Madison characterized the essential need to have a free press as “one of the great bulwarks of liberty.”
Madison’s remarks are exceptionally important this week as members of the press conduct various activities in celebrating Sunshine Week, a week set aside to support and shine a light on the importance of a government that is open to the public and the press and is conducted in public.
A free press that cannot be controlled by government is essential to a democratic society. Without a free press to act as a watchdog on government, government is left to do as it pleases.
And we’re not necessarily speaking of national media outlets such as The Washington Post, The New York Times or any of the national television news networks. More than 24,000 local journalists live in, and are a part of, the communities they write about.
Take, for example, last February’s announcement that Fairmont Regional Medical Center was closing in 60 days and would layoff more than 500 employees.
Our staff hit the pavement talking to elected officials, business owners, health care workers and others in the know. At each point, we found it was our reporters who were the ones informing those we interviewed about the closure.
Without a free press, can you imagine how news of the hospital’s closing would have been handled?
And, the story did not stop there. For what seemed like the next two months, we published story after story including officials from as high up as Gov. Jim Justice on down to local businesses that would feel the impact of the closure.

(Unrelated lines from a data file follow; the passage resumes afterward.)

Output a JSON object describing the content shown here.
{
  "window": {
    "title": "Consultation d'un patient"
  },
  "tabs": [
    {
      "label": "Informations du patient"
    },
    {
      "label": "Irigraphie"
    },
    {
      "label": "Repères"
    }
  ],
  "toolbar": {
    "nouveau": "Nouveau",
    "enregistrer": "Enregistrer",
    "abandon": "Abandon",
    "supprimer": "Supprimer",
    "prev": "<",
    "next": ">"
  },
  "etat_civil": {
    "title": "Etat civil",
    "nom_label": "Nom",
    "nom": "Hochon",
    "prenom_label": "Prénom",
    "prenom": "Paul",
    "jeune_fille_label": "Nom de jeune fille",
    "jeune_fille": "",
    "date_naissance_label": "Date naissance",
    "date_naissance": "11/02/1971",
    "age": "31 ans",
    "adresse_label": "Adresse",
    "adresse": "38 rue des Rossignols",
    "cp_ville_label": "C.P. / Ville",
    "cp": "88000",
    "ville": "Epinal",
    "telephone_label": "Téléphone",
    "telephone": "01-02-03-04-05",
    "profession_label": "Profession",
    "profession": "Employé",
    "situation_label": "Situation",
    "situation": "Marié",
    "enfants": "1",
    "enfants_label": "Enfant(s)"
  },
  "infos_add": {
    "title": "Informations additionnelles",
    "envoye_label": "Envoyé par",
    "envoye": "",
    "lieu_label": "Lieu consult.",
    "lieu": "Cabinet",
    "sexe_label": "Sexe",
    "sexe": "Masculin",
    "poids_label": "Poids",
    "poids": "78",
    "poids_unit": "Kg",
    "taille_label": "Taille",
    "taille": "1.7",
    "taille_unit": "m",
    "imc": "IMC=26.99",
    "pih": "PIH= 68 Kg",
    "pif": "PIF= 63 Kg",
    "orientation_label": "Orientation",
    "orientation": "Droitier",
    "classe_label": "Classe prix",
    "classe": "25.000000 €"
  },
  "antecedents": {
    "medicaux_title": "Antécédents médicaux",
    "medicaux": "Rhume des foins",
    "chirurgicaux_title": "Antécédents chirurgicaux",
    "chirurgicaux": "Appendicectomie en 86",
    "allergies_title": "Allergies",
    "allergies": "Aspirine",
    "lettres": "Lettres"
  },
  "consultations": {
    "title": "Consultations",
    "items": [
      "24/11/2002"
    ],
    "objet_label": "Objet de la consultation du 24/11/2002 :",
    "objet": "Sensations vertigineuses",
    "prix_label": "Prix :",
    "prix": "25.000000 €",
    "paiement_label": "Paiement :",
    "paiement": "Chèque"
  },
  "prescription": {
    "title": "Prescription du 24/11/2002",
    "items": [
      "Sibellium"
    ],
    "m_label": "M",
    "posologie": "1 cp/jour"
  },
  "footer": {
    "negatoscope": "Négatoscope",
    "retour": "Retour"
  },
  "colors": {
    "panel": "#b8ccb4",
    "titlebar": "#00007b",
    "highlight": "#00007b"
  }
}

The Times West Virginian was there, reporting and telling the story.
Without a free press, that would not have been possible.
Throughout the history of the U.S., it’s the free press that has poked, prodded and produced eye-opening, and oftentimes life changing reporting that would not have happened if such an ideal were not written into our nation’s most precious document — The U.S. Constitution.
Many of our readers can remember seeing film on the evening news of the river in Ohio that was on fire for days due to pollution from a nearby manufacturing plant.
That incident was made public thanks to a free press that was not reporting on government so much as big business. Either way, the story and the chemical spill were exposed thanks to the hard work of reporters who dug into the story.
And the hard work continues today to shine a light on the misgivings of public officials. Here are a few examples:
—A California judge ordered Alameda County to release nursing home COVID-19 data after a lawsuit filed by The Bay Area News Group, which publishes The Mercury News and the East Bay Times. The news organization filed public records requests in April 2020, which were denied. They sued the county in June and the ruling was issued in January.
—The Detroit Free Press sued the city of Detroit for access to all of the public records connected to a city watchdog’s investigation that concluded Mayor Mike Duggan gave preferential treatment to a prenatal health program run by a woman with close ties to him. After filing a FOIA request, the Free Press learned the city would only give up a portion of records — and only if they paid $222,667 and waited three years.(August 2020)
—A coalition of more than two dozen media outlets in North Carolina filed a lawsuit against NC Gov. Roy Cooper and state cabinet agencies seeking the release of records related to COVID-19 that the state refused to provide. (May 2020)
We urge you to join us in defending this “bulwark” and, in the process, protect our liberty.